# DM825 - Introduction to Machine Learning Obligatory Assignment 1, Spring 2013 [pdf format]

Deadline: Wednesday, 27th February 2013 at noon.

Although it is acceptable that students discuss the assignment with one another, each student must write up his/her homework on an individual basis. Each student must indicate with whom (if anyone) they discussed the assignment.

Note: under agreement with the teacher you can work on a different case of your choice, provided that you follow similar requirements as those described in this assignment.

Submit a two-page report and the R scripts via BlackBoard using SDU Assignment. The submission must be a tar gzip archive containing in its root a directory called `doc` with inside the report and a directory called `src` with inside the source code.

## Credit risk assessment

The Basel II Capital Accord on Banking Supervision imposes that, in order for a bank to adequately compute its capital requirements, a reliable credit risk quantification technique should be applied.

Available are data of 76 small firms that are client of a bank. The sample is rather diversified and distributed across industries and the scenario is relevant in practical terms. The data set is confidential and is available only from the BlackBoard system (package `credit-risk.tgz`, it includes an R script to load the data). There are annual data between 2001 and 2003, so that the sample period covers three years. For each firm there are 15 indices. The first 8 are financial ratios drawn from the balance sheet. The remaining 7 are credit-position ratios calculated by comparing the credit positions with respect to benchmarks. The sample firms are split into two groups: the in bonis group (firms repaying their loan obligations at the end of the analysing period, for a total of 48 firms) and the default group (firms not repaying their loans at the end of the period, 28 firms).

A pre-processing phase is important to understand the type of data at hand, to reveal anomalies and to choose proper representations. Sometimes normalizations and transformations of data are convenient. A relevant problem with the data here is the presence of missing values. Under the hypothesis of missing data at random (MAR) three possible ways to handle missing values are:

• mean imputation: assign the average of the available data for each variable.
• ad-hoc refinement of the mean imputation method: assign to the missing value the mean per firm over the available years. Only if, for a variable and a firm, all years are missing, assign the overall mean for that variable.
• multiple imputation method: first, create plausible values for missing observations that reflect uncertainty about a model for the input variables. Use these values to “fill-in” or impute the missing values. Repeat this process, resulting in the creation of a number of “completed” datasets, which allows the uncertainty regarding the imputation to be taken into account. Use the augmented data set that includes all the completed datasets in your analysis.

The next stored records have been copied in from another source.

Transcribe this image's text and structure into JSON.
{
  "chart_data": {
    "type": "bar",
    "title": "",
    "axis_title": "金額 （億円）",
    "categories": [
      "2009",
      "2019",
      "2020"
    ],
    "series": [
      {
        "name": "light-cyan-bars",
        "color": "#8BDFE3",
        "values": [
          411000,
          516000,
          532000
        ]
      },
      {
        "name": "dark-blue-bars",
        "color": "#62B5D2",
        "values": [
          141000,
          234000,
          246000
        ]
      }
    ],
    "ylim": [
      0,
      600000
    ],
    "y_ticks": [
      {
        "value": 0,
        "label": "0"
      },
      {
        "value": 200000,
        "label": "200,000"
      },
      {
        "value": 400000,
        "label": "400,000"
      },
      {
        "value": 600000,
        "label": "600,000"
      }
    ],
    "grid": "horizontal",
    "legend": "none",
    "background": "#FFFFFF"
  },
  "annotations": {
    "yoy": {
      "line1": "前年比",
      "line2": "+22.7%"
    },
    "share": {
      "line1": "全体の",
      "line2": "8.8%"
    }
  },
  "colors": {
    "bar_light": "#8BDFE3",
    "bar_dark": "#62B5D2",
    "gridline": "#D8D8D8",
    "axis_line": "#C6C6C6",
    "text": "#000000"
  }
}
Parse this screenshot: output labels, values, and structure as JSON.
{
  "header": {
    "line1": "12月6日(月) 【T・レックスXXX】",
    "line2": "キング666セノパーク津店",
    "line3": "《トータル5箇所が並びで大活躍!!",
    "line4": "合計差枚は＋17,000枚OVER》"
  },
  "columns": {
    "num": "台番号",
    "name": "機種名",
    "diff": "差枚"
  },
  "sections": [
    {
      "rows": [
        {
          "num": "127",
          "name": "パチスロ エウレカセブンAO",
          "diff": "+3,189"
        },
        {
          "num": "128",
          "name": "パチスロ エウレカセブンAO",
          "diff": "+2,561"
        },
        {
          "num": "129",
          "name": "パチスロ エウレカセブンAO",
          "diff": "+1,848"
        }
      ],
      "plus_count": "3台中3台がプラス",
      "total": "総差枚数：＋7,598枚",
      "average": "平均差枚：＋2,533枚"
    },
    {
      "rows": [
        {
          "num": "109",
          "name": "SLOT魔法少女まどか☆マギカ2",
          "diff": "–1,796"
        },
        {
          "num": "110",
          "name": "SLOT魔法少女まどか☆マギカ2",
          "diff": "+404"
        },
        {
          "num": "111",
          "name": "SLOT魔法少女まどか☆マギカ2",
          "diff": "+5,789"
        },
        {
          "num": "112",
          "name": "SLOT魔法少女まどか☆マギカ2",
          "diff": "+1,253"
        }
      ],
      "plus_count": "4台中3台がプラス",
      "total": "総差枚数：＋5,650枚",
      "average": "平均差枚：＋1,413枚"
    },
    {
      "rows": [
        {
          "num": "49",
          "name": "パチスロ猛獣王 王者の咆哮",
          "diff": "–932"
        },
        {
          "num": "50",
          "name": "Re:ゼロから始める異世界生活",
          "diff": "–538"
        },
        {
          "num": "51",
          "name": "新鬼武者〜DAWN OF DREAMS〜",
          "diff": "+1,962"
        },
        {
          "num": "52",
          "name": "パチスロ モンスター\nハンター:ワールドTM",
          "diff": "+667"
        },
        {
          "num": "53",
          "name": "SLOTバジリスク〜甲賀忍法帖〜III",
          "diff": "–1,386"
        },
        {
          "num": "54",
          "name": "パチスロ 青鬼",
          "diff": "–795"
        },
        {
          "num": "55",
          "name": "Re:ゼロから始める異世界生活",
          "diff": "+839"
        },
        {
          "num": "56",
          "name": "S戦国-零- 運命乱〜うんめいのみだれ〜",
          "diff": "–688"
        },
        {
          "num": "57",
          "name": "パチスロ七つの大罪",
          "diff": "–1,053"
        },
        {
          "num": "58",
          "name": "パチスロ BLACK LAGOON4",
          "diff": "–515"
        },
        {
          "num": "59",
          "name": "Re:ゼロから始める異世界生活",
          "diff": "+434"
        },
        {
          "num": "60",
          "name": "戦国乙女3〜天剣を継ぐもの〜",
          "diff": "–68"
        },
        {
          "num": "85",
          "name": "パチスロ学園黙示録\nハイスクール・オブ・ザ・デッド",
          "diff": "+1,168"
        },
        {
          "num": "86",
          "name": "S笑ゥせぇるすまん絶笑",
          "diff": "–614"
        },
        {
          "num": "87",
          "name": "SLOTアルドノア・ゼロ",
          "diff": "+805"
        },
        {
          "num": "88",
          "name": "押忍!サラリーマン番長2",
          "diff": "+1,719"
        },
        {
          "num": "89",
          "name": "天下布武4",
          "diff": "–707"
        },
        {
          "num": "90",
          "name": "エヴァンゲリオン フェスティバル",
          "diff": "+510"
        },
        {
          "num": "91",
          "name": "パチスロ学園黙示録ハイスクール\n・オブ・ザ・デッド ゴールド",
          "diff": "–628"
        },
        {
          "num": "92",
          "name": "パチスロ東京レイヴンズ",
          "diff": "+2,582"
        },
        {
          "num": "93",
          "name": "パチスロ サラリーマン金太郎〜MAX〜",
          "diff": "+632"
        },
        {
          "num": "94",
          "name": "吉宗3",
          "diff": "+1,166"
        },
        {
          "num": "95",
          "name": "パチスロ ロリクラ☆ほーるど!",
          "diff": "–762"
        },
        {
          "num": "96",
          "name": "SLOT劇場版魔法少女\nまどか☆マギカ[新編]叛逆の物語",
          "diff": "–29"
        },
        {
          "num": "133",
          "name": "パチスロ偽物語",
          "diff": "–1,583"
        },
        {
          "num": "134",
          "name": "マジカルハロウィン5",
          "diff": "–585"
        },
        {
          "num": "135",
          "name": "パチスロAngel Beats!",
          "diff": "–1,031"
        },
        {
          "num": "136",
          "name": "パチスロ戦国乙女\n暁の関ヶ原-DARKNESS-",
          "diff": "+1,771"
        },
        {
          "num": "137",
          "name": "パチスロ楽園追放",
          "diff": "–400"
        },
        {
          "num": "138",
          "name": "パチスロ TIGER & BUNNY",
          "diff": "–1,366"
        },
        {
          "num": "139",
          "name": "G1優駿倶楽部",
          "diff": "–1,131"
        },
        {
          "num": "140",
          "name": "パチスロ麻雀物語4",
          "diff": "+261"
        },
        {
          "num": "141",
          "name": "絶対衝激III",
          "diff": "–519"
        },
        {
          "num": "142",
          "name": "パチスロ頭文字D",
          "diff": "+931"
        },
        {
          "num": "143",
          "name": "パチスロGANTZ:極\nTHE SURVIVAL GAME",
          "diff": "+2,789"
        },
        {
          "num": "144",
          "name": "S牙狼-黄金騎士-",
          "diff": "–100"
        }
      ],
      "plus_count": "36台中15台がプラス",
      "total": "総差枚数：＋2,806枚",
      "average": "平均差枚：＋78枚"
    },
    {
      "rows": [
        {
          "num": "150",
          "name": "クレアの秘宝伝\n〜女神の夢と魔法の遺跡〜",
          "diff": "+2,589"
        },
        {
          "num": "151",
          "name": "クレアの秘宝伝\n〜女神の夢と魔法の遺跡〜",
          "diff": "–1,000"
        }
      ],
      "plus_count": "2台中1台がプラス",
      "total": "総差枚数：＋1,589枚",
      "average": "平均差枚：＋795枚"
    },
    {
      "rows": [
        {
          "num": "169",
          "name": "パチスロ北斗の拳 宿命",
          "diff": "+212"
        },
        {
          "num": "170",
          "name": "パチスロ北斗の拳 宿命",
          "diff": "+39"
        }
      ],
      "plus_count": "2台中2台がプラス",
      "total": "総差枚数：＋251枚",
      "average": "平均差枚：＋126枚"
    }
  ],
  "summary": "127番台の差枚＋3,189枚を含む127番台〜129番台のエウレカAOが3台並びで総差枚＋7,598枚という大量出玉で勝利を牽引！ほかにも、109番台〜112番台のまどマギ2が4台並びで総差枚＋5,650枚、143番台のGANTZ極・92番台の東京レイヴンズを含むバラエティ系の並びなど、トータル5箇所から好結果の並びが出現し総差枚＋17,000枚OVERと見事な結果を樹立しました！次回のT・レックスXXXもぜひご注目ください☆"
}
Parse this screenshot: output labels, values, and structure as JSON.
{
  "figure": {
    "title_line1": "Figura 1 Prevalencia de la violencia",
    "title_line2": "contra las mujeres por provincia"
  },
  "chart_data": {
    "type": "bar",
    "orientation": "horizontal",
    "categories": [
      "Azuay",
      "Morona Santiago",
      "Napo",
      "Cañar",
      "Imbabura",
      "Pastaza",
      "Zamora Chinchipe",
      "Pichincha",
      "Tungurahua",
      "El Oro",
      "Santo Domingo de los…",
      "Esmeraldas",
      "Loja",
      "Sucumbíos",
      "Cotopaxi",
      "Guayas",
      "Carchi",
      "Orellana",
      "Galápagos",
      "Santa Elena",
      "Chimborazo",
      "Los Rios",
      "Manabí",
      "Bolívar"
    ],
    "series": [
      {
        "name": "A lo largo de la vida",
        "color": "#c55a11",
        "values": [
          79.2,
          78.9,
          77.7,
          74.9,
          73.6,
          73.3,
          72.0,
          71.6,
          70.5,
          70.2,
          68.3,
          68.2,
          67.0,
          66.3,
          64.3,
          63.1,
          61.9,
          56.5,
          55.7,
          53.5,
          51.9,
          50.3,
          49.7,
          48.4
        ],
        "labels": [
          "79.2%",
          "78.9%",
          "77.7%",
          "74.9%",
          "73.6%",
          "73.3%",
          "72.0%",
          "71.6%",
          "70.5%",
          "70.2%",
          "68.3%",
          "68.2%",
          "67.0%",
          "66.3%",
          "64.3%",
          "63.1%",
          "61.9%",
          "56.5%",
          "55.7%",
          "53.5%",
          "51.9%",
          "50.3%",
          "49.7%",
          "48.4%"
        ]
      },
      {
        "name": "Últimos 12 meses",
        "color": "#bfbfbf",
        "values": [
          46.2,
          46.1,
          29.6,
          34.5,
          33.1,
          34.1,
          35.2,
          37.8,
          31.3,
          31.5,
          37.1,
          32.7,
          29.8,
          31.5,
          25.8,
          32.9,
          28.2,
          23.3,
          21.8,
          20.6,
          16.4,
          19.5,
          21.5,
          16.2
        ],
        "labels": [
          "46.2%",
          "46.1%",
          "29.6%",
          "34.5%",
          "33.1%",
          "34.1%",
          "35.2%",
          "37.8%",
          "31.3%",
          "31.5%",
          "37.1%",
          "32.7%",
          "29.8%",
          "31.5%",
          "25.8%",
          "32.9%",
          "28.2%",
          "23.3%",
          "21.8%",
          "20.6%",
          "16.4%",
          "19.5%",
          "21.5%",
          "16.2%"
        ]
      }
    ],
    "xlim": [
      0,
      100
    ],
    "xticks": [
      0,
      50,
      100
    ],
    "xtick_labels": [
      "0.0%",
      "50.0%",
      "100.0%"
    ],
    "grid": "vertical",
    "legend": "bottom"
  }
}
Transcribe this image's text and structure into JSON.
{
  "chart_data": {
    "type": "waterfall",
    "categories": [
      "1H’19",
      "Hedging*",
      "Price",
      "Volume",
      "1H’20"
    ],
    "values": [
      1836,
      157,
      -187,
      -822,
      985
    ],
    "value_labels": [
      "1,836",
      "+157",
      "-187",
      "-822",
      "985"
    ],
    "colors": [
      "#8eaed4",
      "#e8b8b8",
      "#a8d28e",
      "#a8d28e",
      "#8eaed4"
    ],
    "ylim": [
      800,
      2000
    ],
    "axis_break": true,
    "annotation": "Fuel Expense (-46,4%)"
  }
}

For more ideas on how to handle missing data you are referred to [1].

For the assessment of your prediction models you will use a precomputed bootstrap. With the data set, you will find indication of which observations are to be used as training data and which as test data. Recall that the former data are to be used to learn the parameters of the models proposed and the latter data are for comparing and assessing their performance. Specifically, from the bulk of data available comprising all the 76 financial firms over a period of three years, a sample of 53 firms is indicated for the training data. In all, there are 50 such training data set indicated. For every training data the firms left out are considered for the test data. Note that you have only to consider the prediction on the third year.